Distribusi zakat yang benar dan tepat sasaran menjadi kunci keberhasilan ikhtiar menumpas kemiskinan. Selain untuk memenuhi kebutuhan pokok, zakat harus disalurkan pula untuk kegiatan produktif. Secara syariat, Majelis Ulama Indonesia (MUI) membolehkan hal ini lewat fatwa yang dikeluarkan pada 2 Februari 1982.
Zakat produktif yang disalurkan juga harus mengikuti perkembangan zaman. Jikalau pengumpulan zakat dari para muzakki saja telah on-line, maka BAZ/LAZ pun harus membina para mustahiq agar melek teknologi.

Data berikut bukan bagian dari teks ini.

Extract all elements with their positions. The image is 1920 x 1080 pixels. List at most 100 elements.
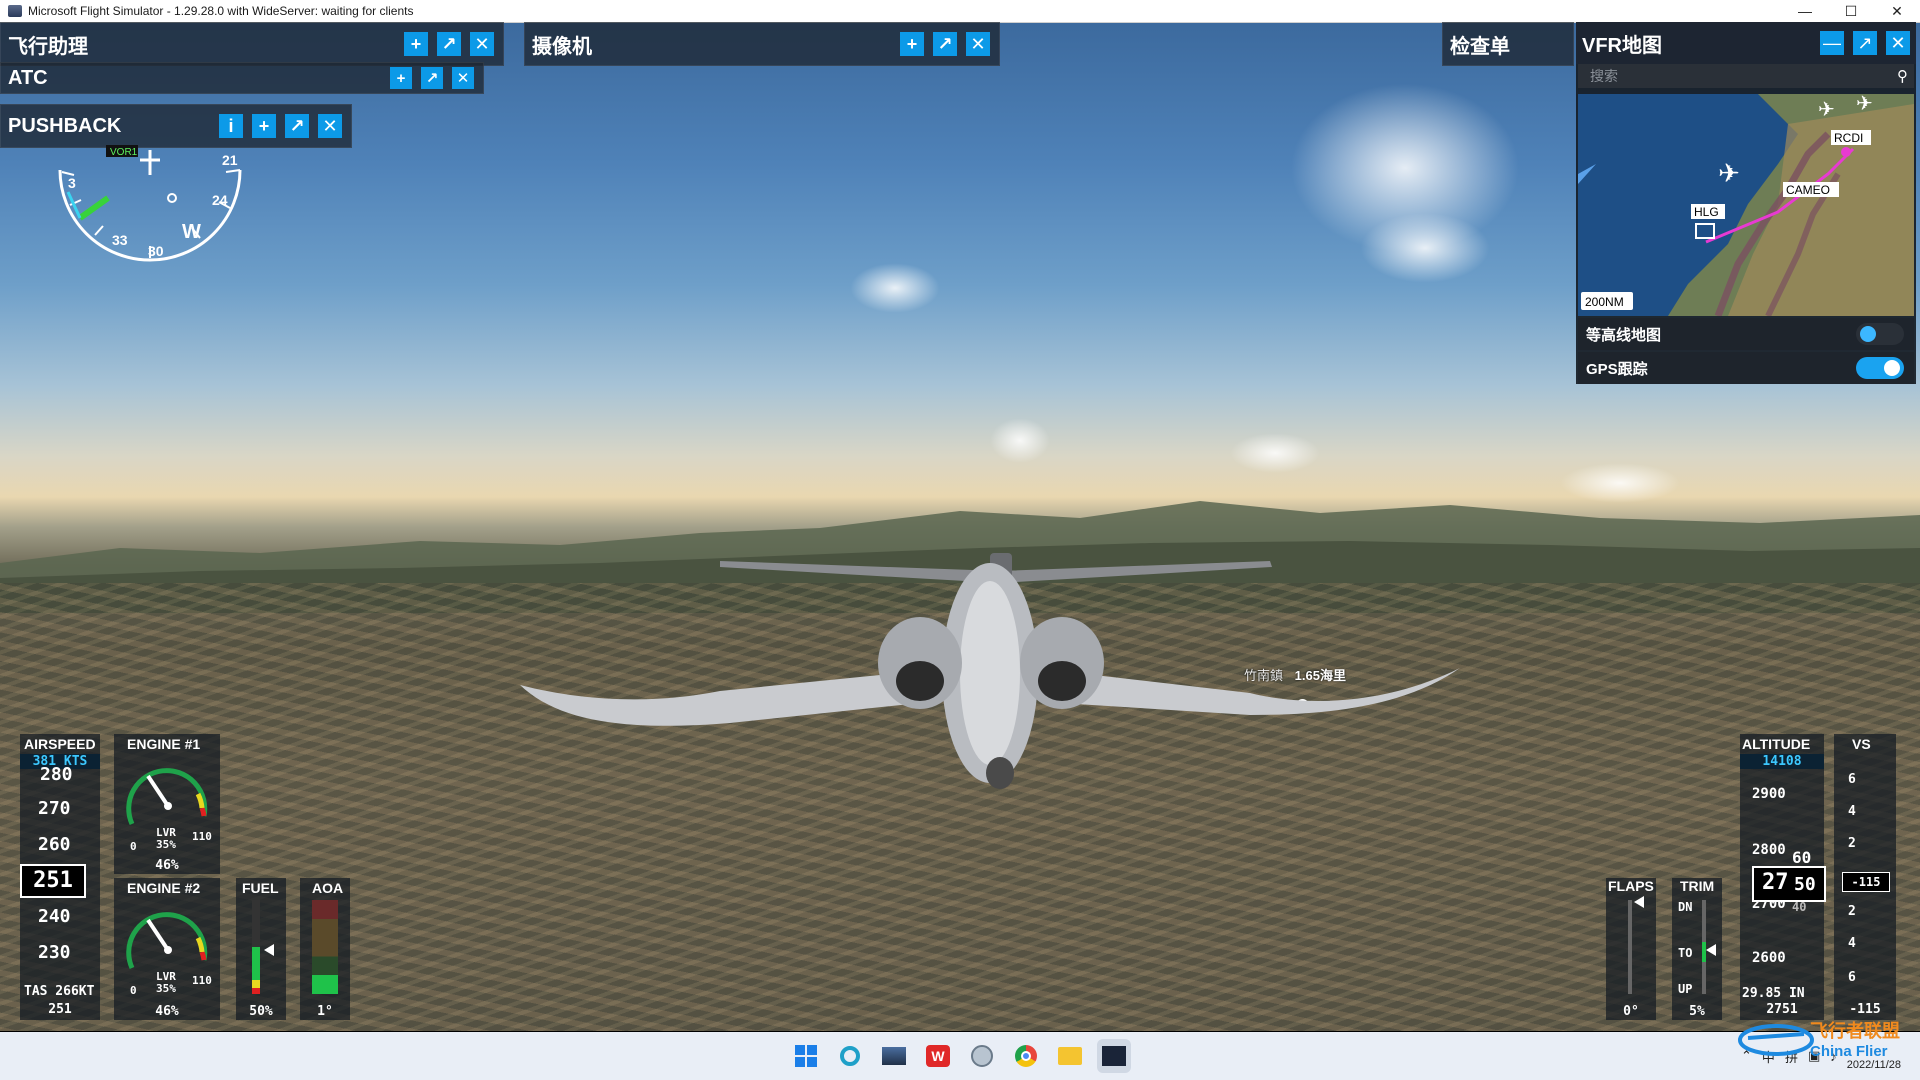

Supaya usaha yang dibentuk dari zakat bisa bernilai tambah, laku di pasaran, dan tidak ketinggalan zaman. Ingat, untuk menembus pasar milenial, maka mustahiq haruslah bermental digital.
Demi menuntaskan kemiskinan di desa, saya menyarankan agar BAZ/LAZ membentuk Kampung Digital. Caranya, dana zakat disalurkan dalam bentuk skema modal usaha yang sesuai dengan karakteristik desa. Misalnya industri batik di Pekalongan, pariwisata di Bali, kuliner di Yogyakarta, atau peternakan sapi di Malang.
Produk/jasa dari usaha yang dikembangkan selanjutnya dipasarkan dengan menggunakan media digital. Bukan lagi dengan cara-cara konvensional atau jadul. Melalui dana zakat, pemuda desa juga diberikan pelatihan teknologi digital seperti teknik fotografi, olah gambar, desain grafis, video kreatif, hingga pembuatan website. Mereka akan menjadi corong promosi Kampung Digital di desanya.
Sebagai contoh, pemasaran Sate Buntel (produk kuliner) di Desa Pucangsawit, Solo. Promosi dilakukan lewat Instagram dengan kualitas foto sekelas bidikan fotografer profesional. Ulasannya ditulis di blog, dan reportasenya ditayangkan di YouTube. Menarik, bukan?
Kampung Digital bukan hanya sebuah konsep untuk memberdayakan warga desa. Lebih dari itu, pembentukan Kampung Digital lewat zakat merupakan jalan keluar warga desa dari jerat kemiskinan dengan memanfaatkan teknologi.
Ingat, bukankah Nabi Muhammad SAW pernah memberi kapak kepada seorang sahabat untuk mencari rezekinya sendiri? Pada era milenial, kapak itu kini telah berubah bentuk menjadi gawai digital.
Andai ketiga upaya tadi dilakukan BAZ/LAZ, bolehlah kita optimis pada masa depan pengelolaan zakat di Indonesia. Pada akhirnya, ketepatan pengumpulan dan penyaluran zakat menjadi kunci sukses pengentasan kemiskinan dan pembangunan bangsa. Dengan demikian, status mustahiq akan berubah menjadi muzakki dalam tempo yang secepat-cepatnya.